Most coverage of lidar focuses on what it finds (jungle ruins under forest canopy, terrain damage after a wildfire), not on what it measures or what the data model looks like. This post covers the technology itself: what lidar is, what a lidar file contains, and how to run SQL queries against a public dataset using DuckDB. If you’ve read the PostGIS geography vs. geometry post, the coordinate system concepts here will be familiar, with a third dimension added.

What Lidar Is

Lidar’s mechanism is straightforward: emit a laser pulse, measure how long the reflected light takes to return, and convert that round-trip time to a distance. Do that millions of times per second while sweeping the sensor through a range of angles, and you get a three-dimensional picture of every surface the laser hit. That collection of georeferenced points is a point cloud.

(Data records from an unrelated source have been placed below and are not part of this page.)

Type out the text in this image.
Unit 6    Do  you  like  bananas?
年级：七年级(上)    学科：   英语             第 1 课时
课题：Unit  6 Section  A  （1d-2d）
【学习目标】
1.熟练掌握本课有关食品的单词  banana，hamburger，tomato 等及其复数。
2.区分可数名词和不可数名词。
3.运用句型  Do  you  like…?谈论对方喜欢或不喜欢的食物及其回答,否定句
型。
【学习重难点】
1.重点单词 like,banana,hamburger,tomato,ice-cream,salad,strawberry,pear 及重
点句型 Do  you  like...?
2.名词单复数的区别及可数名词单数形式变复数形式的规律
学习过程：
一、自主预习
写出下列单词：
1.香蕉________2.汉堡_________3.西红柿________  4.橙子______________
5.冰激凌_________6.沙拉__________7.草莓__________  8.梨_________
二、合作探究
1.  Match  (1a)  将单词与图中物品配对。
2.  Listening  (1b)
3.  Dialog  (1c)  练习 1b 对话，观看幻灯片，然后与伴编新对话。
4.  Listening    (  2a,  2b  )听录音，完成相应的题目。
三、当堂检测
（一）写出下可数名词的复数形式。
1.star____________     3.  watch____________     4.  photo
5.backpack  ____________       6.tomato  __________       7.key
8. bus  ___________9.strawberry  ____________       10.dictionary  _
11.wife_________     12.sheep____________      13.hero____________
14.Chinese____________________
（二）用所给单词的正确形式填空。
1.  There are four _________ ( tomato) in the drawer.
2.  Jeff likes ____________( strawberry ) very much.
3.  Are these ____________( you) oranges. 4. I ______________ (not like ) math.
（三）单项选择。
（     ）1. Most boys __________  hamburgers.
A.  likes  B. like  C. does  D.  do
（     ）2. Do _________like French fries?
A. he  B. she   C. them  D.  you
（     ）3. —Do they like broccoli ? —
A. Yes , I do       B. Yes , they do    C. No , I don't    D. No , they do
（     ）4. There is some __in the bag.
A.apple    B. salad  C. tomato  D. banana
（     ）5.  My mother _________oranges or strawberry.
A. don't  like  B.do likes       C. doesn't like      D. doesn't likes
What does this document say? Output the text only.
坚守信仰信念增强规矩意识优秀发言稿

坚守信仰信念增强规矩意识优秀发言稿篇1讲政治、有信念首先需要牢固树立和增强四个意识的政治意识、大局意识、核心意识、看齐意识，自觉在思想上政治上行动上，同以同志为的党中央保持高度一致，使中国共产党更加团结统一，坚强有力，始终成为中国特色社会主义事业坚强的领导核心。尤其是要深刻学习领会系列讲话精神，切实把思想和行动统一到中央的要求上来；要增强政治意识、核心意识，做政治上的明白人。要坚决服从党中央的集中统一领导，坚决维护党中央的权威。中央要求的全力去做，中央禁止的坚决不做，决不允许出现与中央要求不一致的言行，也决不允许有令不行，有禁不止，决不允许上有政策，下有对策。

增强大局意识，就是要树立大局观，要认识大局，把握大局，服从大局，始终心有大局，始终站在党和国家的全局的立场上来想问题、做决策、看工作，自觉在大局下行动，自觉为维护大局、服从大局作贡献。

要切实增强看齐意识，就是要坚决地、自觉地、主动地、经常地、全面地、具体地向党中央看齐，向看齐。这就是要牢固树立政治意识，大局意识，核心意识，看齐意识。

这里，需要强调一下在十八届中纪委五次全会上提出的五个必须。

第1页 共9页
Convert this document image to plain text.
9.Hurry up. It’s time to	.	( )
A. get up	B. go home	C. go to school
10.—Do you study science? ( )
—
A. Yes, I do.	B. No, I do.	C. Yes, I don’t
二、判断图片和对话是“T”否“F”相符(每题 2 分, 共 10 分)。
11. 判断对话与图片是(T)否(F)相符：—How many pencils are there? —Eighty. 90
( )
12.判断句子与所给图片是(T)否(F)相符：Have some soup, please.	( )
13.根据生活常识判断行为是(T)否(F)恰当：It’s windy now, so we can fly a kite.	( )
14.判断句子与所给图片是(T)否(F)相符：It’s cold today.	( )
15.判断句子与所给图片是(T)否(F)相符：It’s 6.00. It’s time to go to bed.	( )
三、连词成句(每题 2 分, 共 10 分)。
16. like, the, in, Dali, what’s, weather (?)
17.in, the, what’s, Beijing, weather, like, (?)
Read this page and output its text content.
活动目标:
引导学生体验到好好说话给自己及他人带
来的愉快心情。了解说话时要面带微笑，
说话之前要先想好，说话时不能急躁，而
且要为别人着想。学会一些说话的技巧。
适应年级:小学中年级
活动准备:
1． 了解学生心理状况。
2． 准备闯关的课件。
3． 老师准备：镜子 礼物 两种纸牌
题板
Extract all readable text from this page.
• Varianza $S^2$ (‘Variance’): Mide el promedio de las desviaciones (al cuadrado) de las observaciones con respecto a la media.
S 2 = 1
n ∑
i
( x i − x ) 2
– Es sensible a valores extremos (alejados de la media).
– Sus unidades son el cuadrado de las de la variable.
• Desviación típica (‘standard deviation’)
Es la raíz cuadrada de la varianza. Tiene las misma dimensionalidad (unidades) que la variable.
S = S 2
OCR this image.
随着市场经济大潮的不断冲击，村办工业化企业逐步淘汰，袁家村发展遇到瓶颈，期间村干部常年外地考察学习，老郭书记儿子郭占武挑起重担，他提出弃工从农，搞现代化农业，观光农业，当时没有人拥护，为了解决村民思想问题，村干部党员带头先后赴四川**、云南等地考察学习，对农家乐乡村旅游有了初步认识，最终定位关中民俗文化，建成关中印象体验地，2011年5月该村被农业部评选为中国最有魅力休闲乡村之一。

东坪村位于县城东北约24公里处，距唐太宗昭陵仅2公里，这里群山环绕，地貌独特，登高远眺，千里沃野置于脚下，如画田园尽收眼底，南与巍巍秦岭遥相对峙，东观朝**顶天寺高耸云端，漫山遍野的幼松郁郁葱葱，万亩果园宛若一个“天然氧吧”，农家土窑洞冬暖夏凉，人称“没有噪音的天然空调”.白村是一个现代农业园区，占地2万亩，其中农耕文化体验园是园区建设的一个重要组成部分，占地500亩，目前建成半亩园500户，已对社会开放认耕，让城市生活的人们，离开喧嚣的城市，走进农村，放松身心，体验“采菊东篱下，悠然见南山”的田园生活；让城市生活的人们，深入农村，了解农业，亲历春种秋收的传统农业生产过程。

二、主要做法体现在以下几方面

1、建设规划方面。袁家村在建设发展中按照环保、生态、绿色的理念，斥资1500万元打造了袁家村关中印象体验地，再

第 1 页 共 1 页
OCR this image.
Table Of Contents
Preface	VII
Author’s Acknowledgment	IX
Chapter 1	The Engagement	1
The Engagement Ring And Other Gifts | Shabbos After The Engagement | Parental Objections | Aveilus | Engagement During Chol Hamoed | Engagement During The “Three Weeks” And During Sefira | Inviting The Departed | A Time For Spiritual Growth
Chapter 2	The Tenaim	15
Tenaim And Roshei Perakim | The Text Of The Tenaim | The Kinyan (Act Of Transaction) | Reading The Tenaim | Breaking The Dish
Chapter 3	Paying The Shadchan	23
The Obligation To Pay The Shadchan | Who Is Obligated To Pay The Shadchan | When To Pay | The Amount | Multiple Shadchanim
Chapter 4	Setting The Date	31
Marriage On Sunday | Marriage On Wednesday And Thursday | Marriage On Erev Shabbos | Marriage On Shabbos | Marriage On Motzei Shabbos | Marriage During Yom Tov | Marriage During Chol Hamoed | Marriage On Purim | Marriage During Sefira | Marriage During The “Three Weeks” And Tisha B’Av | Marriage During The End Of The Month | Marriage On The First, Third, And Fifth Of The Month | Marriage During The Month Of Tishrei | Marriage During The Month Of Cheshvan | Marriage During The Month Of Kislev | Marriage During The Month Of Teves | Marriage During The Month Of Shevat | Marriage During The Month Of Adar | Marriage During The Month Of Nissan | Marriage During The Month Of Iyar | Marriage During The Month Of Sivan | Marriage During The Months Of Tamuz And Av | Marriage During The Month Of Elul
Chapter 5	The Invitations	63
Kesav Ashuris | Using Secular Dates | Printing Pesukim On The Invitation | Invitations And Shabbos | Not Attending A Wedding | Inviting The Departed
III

The term shows up in research literature around 1963, likely coined by analogy with radar (which dates to the 1940s). Early lidar systems were stationary instruments aimed at the atmosphere to measure particle density and cloud height. Airborne terrain mapping came later, by the 1980s and 1990s, as GPS accuracy improved enough to geo-reference the sensor position during flight and assign real-world coordinates to each return.

What makes lidar different from radar is resolution at short range. A radar pulse bounces off large objects. A lidar pulse can thread through gaps in a forest canopy and return separate reflections from the treetop, an intermediate branch, and the ground below. That multi-return capability is what makes airborne lidar useful for terrain modeling under vegetation.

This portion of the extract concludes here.